A note on substitutions
Several of the methods of solution above involve making substitutions. Keep in mind that when you substitute $y$ for a new value, you must also substitute $dy$ for a new value. For example, if we let $y = ux$, then $dy = udx + xdu$ (via the product rule).
General Approach to Solving
Many first order differential equations can be solved by more than one method.
First, see if it’s separable. If it is, just integrate and you’re done. To find if it’s separable, put it in the form of $(a)$. You might have to play with some algebra to get this done.

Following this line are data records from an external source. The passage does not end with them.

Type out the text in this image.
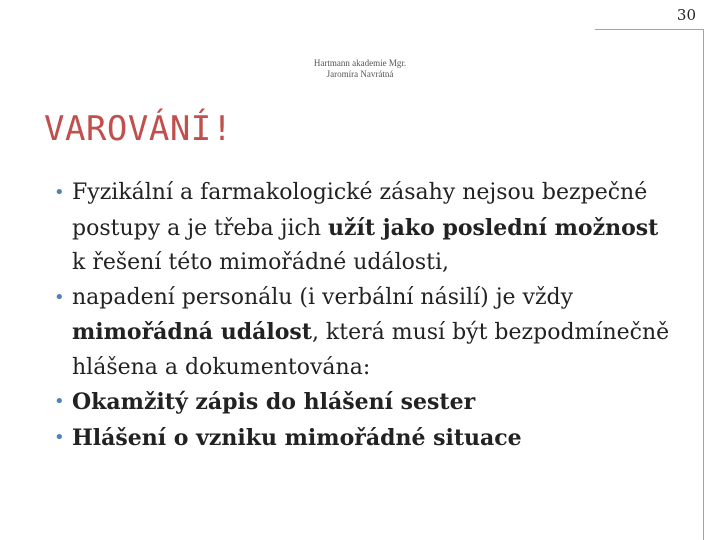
30
Hartmann akademie Mgr.
Jaromíra Navrátná
VAROVÁNÍ!
• Fyzikální a farmakologické zásahy nejsou bezpečné postupy a je třeba jich užít jako poslední možnost k řešení této mimořádné události,
• napadení personálu (i verbální násilí) je vždy mimořádná událost, která musí být bezpodmínečně hlášena a dokumentována:
• Okamžitý zápis do hlášení sester
• Hlášení o vzniku mimořádné situace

Linear is almost as easy, so one thing to do is to try to put it into the linear form and see if that works. If not, you may be able to put it into the Bernoulli form which, is just one step away from being linear, or into the Ricatti form, which is a couple of steps from being linear.
If linear doesn’t work out, put it in the form of $(a)$ above.
See if it’s exact; think if there is some function $f(x,y)$ that’s partial derivatives match $P(x,y)$ and $Q(x,y)$, or use the test for exactness. If you do the test, you can use the results to find an integrating factor sometimes. You might also recognize some integrable combinations which can be used to reduce the remaining part of the differential equation into separable parts.
If it’s not exact, see if it has linear coefficients or if it’s homogenous. Neither of these two methods is fun - they’re laborious and have many steps to solve, but sometimes there is no other choice.
If none of those approaches work out, you might be out of luck. You can try some substitutions, etc, but you could spend forever and not find a solution. Probably best to use a computer at this point.